A new study published in Kidney International reports that a class of drugs called SGLT2 inhibitors helped prevent age-related damage to kidney structure and function in the turquoise coater. This small vertebrate completes its entire life in just a few months, making it a unique model for studying aging. The results shed light on the biological processes behind the kidney and heart protection these drugs provide in humans, effects that go beyond their original purpose of lowering blood sugar.
The research also positions the African turquoise robe as a valuable new tool for investigating how organs change with age and for rapidly testing treatments that could help preserve organ health later in life.
A fish that restores decades of aging in months
The African Turquoise Warbler is one of the fastest aging vertebrates known, living only four to six months. In this study, an international team of 13 scientists from MDI Biological Laboratory, Hanover Medical School, and Colby College found that fish develop kidney changes over time that closely resemble those seen in aging human kidneys.
As the fish grew, their kidneys showed loss of tiny blood vessels, damage to the filtration barrier, increased inflammation, and disruptions in the way kidney cells produce and regulate energy. These changes are well-known features of renal aging and disease in humans.
Because fish experience these processes so quickly, scientists can observe the full progression of kidney aging in a short period of time. This allows potential therapies to be tested much more quickly than in longer-lived animals such as mice.
A widely used drug examined from a new angle
After establishing the hagfish as a reliable model of aging, researchers turned their attention to sodium-glucose cotransporter-2 (SGLT2) inhibitors. These drugs are commonly prescribed to treat diabetes-related heart disease and chronic kidney disease.
“These drugs are already known to protect the heart and kidneys in patients with and without diabetes,” said Hermann Haller, MD, lead author of the study and president of the MDI Biological Laboratory. “What’s less clear is how they do it.”
The study showed that fish treated with SGLT2 inhibitors maintained healthier kidneys as they aged. Their kidneys retained denser networks of capillaries, stronger filtration barriers and more stable energy production in cells.
The treatment also helped preserve communication between different types of kidney cells and reduce age-related inflammatory activity at the genetic level.
“Together, these upstream effects provide a biological explanation for the clinical observations that the benefits of SGLT2 inhibitors often exceed what would be expected from glucose control alone,” Haller said. “They help explain why these drugs consistently reduce kidney and cardiovascular events in different patient populations.”
Preservation of blood vessels and cellular energy
In untreated fish, one of the most striking signs of kidney decline was the gradual loss of capillaries, a process known as vascular rarefaction. As these tiny blood vessels disappeared, kidney cells shifted away from efficient mitochondrial-based energy production and relied more on less efficient backup systems.
Fish that received SGLT2 inhibitors showed a very different pattern. Their kidneys retained healthier capillary networks and showed gene activity that more closely matched that of younger animals. These so-called “youthful transcriptional profiles” were associated with better energy metabolism and lower levels of inflammation.

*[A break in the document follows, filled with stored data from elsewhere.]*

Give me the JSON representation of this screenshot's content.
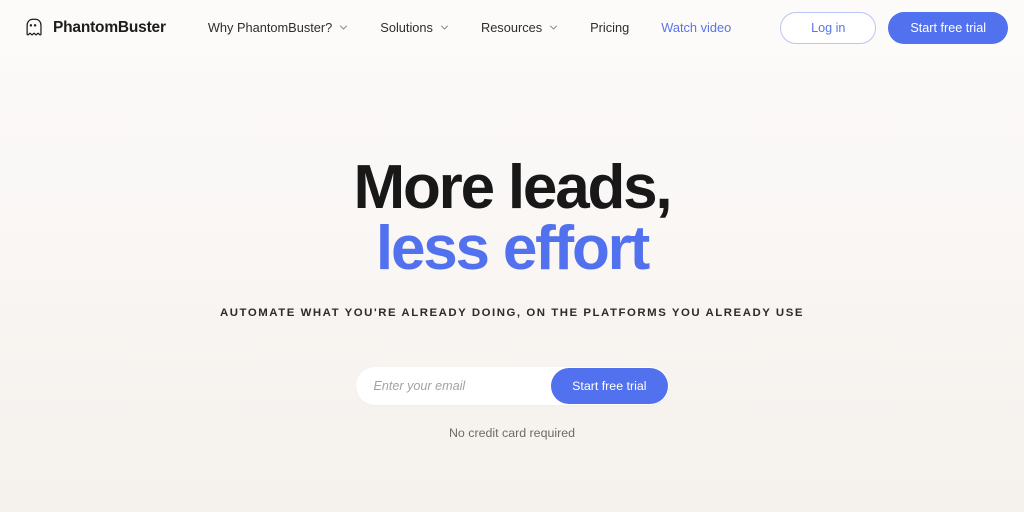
{
  "colors": {
    "accent_blue": "#5271EE",
    "link_blue": "#5A74E8",
    "outline_border": "#B9C5F4",
    "headline_dark": "#181818",
    "bg_top": "#FCFBFA",
    "bg_bottom": "#F5F1EC",
    "placeholder_gray": "#A5A2A0",
    "note_gray": "#6D6A68"
  },
  "header": {
    "brand": {
      "name": "PhantomBuster",
      "icon": "ghost-icon"
    },
    "nav": [
      {
        "label": "Why PhantomBuster?",
        "has_chevron": true,
        "style": "default"
      },
      {
        "label": "Solutions",
        "has_chevron": true,
        "style": "default"
      },
      {
        "label": "Resources",
        "has_chevron": true,
        "style": "default"
      },
      {
        "label": "Pricing",
        "has_chevron": false,
        "style": "default"
      },
      {
        "label": "Watch video",
        "has_chevron": false,
        "style": "link-blue"
      }
    ],
    "actions": {
      "login_label": "Log in",
      "trial_label": "Start free trial"
    }
  },
  "hero": {
    "headline_line1": "More leads,",
    "headline_line2": "less effort",
    "subheadline": "AUTOMATE WHAT YOU'RE ALREADY DOING, ON THE PLATFORMS YOU ALREADY USE",
    "signup": {
      "email_placeholder": "Enter your email",
      "email_value": "",
      "submit_label": "Start free trial"
    },
    "note": "No credit card required"
  }
}
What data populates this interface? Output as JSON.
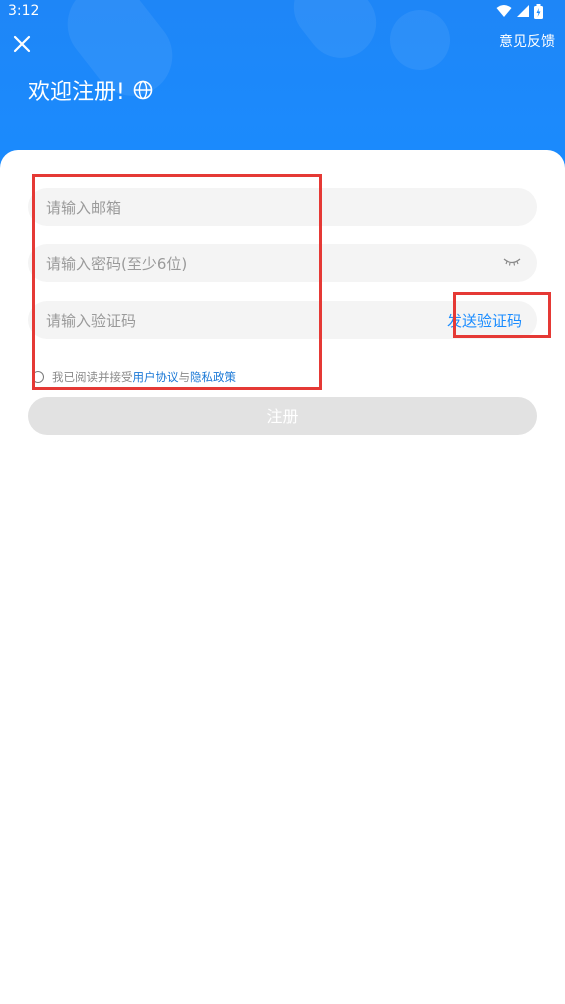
{
  "status_bar": {
    "time": "3:12",
    "icons": [
      "wifi-icon",
      "signal-icon",
      "battery-icon"
    ]
  },
  "header": {
    "close_icon": "close-icon",
    "feedback_label": "意见反馈",
    "title": "欢迎注册!",
    "globe_icon": "globe-icon",
    "background_color": "#1a8cff"
  },
  "form": {
    "email_placeholder": "请输入邮箱",
    "email_value": "",
    "password_placeholder": "请输入密码(至少6位)",
    "password_value": "",
    "password_toggle_icon": "eye-closed-icon",
    "code_placeholder": "请输入验证码",
    "code_value": "",
    "send_code_label": "发送验证码"
  },
  "agreement": {
    "prefix": "我已阅读并接受",
    "user_agreement": "用户协议",
    "conjunction": "与",
    "privacy_policy": "隐私政策",
    "checked": false
  },
  "register_button": {
    "label": "注册",
    "enabled": false
  },
  "colors": {
    "accent": "#1a8cff",
    "link": "#1a78d6",
    "highlight": "#e53935",
    "disabled_button": "#e2e2e2"
  }
}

Accelerating aging research with human relevance
The study’s first author, Anastasia Paulmann, MD, previously worked as a postdoctoral researcher at the MDI Bio Lab and also holds a clinical position at Hannover Medical School. She established and maintained a colony of coatis in the laboratory of the Kathryn W. Davis Center for Regenerative Biology and Aging. According to Paulmann, this model offers a powerful way to accelerate aging research while keeping it closely connected to human health.
“Seeing these effects show up so clearly in a model of rapid aging like our gown,” Paulmann said. “What impressed me most was how a seemingly simple drug affects so many interconnected systems in the kidney—from blood vessels and energy metabolism to inflammation and overall function.”
By condensing decades of kidney aging into just a few months, the model provides a practical way to assess how existing and experimental treatments affect organ resilience over time. This approach can help researchers identify the most promising therapies before moving them into human clinical trials.
The team plans follow-up studies to see if SGLT2 inhibitors can help repair kidney tissue after age-related damage has already occurred. They also aim to examine how the timing and duration of treatment shape long-term outcomes.
This future work will be supported by expanded and renovated laboratory facilities in the MDI Bio Lab as part of the institution’s MDI Bioscience initiative, which focuses on translating basic science discoveries into strategies to improve human health.
This research was supported by the National Institutes of Health (P30GM154610, P20GM203423), the Morris Discovery Fund, the Scott R. McKenzie Foundation, and the MDI Biological Laboratory.